Но я вижу, каким взглядом мама окидывает мои принадлежности для рисования, уложенные в сумку, и слова растворяются как мятная пастилка на языке.
– Почему бы не использовать место в чемодане для более практичной обуви. – Ее слова звучат не как вопрос, а как утверждение.
– Вообще-то мне нужны материалы для выполнения дедушкиных заданий.
Мама хмуро сдвигает брови.
Лена откашливается, и мы смотрим в ее сторону. После этого Элис снова бросает на меня взгляд:
– Самолет у тебя в одиннадцать утра, значит, из дому мы выезжаем в 8:45.
И она, развернувшись, направляется по коридору в свою спальню.
– Увидимся в машине, – кричу я вслед, но она уже меня не слышит.
Несколько минут мы с Леной молчим, пока я плотной стопкой укладываю вещи, в которых придется ходить, в невообразимо крошечный чемоданчик. Вдруг Лена спрыгивает с кровати и принимается изучать картины, висящие над столом. Преимущественно это наши портреты, написанные базовыми цветами, где фигуры обведены толстыми линиями, как в комиксах. Даже когда я не рисовала для «Тамблера», все равно тяготела к такому стилю.
– Господи, как же классно, – восхищается Лена.
– Да ну, отвратительно.
По привычке щелкнув пальцами, я подхожу к ней и касаюсь края холста. Когда-то я считала эти картины настолько прекрасными, что хоть звони в Музей современного искусства и устраивай дебютную выставку выдающегося юного таланта! Но теперь, спустя полгода, я вижу лишь плоские невыразительные мазки, как в раскрасках по номерам для школьников.
– Что, если… – Я осекаюсь, делаю вдох и продолжаю: – Что, если я окажусь худшей в этой программе? Что, если меня вышвырнут сразу после первого мастер-класса?
– Ну и пошли они тогда!
– Спасибо, утешила.
Лена понимает, что сморозила глупость, и с поникшим лицом чуть отступает назад.
– Эй! – Она опускается на кровать и хлопает рядом с собой. Я сажусь к ней. – Ты отличный художник, правда. Ты создашь потрясающие работы. Возможно, станешь самой лучшей. А потом встретишь какого-нибудь классного шотландца, влюбишься в него по уши, уедешь, и станете вы творческой парой, как Фрида Кало и Херальдо Ривера.

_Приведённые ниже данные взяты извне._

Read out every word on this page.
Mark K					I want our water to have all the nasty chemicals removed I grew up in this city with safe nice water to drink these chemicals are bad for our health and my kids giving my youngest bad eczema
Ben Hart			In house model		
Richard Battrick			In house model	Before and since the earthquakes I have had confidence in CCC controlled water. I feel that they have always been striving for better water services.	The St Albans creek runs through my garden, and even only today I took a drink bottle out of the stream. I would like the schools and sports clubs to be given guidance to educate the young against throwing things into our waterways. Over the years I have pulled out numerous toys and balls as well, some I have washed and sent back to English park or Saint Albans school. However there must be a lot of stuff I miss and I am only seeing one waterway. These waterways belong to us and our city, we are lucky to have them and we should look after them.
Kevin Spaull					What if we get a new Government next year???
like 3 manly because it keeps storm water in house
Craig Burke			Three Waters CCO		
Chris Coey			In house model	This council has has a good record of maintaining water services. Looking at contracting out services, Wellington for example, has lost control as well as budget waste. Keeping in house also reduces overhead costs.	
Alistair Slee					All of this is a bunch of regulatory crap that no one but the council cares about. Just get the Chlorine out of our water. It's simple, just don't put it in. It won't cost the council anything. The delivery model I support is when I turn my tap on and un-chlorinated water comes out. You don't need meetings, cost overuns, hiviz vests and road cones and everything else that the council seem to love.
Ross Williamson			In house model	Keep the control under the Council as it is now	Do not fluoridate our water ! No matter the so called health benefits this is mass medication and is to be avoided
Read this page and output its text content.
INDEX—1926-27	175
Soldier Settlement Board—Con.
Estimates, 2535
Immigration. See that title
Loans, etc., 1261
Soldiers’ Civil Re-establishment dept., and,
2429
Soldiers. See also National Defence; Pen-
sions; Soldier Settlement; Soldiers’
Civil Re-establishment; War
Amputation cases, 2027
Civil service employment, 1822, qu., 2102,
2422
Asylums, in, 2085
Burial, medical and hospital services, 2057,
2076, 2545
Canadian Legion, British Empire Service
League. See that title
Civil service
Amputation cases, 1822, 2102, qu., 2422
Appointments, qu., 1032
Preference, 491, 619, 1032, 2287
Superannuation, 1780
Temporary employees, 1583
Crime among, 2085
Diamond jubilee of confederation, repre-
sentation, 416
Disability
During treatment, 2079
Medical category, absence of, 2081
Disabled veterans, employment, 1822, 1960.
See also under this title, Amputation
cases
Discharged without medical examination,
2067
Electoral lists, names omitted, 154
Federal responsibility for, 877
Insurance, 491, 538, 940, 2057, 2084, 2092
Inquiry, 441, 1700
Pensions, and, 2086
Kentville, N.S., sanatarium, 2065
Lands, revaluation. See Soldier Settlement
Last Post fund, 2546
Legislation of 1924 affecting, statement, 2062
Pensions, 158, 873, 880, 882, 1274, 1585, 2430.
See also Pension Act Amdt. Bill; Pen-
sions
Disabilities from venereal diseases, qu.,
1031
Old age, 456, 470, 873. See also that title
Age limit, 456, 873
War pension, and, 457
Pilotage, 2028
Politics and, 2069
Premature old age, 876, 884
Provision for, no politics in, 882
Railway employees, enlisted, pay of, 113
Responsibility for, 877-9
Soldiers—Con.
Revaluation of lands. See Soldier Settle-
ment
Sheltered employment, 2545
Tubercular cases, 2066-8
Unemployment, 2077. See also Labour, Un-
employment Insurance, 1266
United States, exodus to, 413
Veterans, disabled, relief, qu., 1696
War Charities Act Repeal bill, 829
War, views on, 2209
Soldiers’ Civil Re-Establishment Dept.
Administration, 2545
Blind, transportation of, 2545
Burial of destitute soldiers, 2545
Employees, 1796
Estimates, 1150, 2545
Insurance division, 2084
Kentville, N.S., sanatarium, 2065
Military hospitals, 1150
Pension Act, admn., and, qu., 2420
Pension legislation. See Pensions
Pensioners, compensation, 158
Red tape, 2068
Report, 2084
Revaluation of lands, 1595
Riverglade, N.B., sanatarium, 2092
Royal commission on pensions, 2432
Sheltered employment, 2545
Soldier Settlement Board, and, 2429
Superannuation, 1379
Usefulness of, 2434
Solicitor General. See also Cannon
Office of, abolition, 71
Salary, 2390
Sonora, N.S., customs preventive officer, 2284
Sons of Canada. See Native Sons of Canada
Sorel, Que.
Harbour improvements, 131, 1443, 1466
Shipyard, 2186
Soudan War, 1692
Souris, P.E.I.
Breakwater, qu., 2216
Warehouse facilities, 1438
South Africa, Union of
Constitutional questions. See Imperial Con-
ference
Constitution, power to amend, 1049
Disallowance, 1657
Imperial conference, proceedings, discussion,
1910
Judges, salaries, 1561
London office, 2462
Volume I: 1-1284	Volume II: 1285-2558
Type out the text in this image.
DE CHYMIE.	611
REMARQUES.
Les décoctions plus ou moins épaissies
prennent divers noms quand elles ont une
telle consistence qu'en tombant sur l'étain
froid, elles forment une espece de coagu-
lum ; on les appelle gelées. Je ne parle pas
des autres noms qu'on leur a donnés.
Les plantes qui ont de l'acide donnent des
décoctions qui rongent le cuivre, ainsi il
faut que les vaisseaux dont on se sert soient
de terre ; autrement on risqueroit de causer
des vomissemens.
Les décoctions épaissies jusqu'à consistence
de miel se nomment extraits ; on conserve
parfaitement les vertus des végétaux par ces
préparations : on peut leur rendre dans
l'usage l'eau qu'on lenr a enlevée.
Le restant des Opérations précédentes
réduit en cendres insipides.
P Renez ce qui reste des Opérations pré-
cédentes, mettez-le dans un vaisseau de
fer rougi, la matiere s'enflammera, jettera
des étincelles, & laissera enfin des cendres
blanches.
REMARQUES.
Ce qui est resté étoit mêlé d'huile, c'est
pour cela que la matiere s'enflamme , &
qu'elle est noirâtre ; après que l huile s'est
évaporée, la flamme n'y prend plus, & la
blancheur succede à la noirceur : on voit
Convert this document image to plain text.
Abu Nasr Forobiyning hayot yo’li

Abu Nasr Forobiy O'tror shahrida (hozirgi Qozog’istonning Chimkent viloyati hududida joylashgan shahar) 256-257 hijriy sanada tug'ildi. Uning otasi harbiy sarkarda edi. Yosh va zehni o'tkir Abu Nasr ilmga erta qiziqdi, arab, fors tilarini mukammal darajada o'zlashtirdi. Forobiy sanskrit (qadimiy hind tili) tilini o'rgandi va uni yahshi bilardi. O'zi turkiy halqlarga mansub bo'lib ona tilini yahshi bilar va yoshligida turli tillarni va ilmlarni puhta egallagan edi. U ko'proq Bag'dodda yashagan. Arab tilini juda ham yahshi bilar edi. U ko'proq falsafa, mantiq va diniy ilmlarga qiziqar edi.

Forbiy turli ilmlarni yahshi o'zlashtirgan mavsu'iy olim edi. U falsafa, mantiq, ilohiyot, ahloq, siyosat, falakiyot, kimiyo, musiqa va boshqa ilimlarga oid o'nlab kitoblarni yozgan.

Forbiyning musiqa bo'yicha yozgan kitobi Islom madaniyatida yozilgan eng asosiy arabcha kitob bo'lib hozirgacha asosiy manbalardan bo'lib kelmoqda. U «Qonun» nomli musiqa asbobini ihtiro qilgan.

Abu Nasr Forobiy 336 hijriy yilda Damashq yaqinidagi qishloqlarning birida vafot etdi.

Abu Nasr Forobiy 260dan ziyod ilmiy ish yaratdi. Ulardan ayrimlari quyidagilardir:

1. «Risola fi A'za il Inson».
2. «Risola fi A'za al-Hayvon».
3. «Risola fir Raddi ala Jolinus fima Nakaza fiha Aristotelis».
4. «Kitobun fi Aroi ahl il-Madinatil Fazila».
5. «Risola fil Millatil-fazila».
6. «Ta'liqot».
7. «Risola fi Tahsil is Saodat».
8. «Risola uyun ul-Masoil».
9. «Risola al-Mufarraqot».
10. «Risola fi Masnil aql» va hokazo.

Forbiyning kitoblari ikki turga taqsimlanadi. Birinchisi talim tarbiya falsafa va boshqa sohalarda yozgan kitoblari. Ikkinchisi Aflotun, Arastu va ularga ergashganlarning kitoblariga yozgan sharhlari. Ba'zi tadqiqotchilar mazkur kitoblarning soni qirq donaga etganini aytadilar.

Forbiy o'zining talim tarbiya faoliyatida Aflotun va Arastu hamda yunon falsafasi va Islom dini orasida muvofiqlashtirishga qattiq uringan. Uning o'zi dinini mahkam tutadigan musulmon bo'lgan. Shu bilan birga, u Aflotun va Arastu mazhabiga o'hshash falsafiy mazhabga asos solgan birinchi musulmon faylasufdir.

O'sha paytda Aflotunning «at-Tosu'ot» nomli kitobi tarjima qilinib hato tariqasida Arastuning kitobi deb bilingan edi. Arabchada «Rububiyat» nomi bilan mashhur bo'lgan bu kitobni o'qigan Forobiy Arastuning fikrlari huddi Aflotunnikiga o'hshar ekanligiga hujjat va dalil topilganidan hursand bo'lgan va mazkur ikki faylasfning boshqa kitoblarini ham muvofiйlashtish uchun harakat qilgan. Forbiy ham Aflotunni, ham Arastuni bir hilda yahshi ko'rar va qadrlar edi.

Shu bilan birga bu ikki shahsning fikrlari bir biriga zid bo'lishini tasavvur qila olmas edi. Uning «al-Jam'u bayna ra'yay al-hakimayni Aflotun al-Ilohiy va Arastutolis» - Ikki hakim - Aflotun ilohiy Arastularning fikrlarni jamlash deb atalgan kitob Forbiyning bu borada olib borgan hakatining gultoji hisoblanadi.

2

Впервые за день чувствую, как мышцы лица расслабляются. Улыбаюсь.
– Херальдо Ривера, говоришь?
– Ага, – отвечает Лена, и на ее лице расплывается ухмылка. – А что? Херальдо Ривера[7].
Следующие двенадцать часов я твержу себе, что мне не стоит беспокоиться о том, насколько хороши будут мои работы. О том, найду ли я почтовое отделение, чтобы отправить дедушке задания. И о том, придется ли мне целовать маму на прощание и делать вид, что я буду по ней скучать.
Я лишь прикидываю, каковы мои шансы повстречать в Ирландии шотландского художника по имени Херальдо Ривера.
Глава 4
СИДЯ В МАШИНЕ, я размышляю, что будет, если переключить радио с NPR на какую-нибудь поп-станцию. Честно говоря, мне хочется это сделать отчасти для того, чтобы позлить маму. Есть что-то ненастоящее в том, как мы едем: молча, сидя одинаково прямо, по совершенно пустым дорогам, да еще и слушая, как какая-то дикторша тихим голосом рассказывает про Бангладеш.
Устав от неподвижности, я все-таки поднимаю руку, тянусь к ручке переключателя и кручу ее до тех пор, пока не слышу тяжелые электронные басы. Я бы и звук прибавила, чтобы устроить настоящую сцену, но даже мне в такую рань не вынести бьющей по ушам музыки.
– Прости, – говорит мама, но не убирает руки с руля, чтобы переключить радио.
– Прощаю, – отвечаю я и тоже не меняю радиостанцию.
Так мы и слушаем эту техно-какофонию, пока песня не заканчивается. Включается реклама, предлагающая услуги по чистке ковров. Мама быстрым уверенным движением своих наманикюренных пальцев выключает радио.
Мы планировали, что из Эванстона до аэропорта О’Хара доберемся за час, но в это утро, благодаря пустым дорогам, оказываемся на месте через двадцать минут. Я искоса наблюдаю за мамой: локти висят неподвижно, взгляд прикован к бамперу идущей впереди «вольво», губы слегка подрагивают, словно повторяют слова неожиданно понравившейся песни.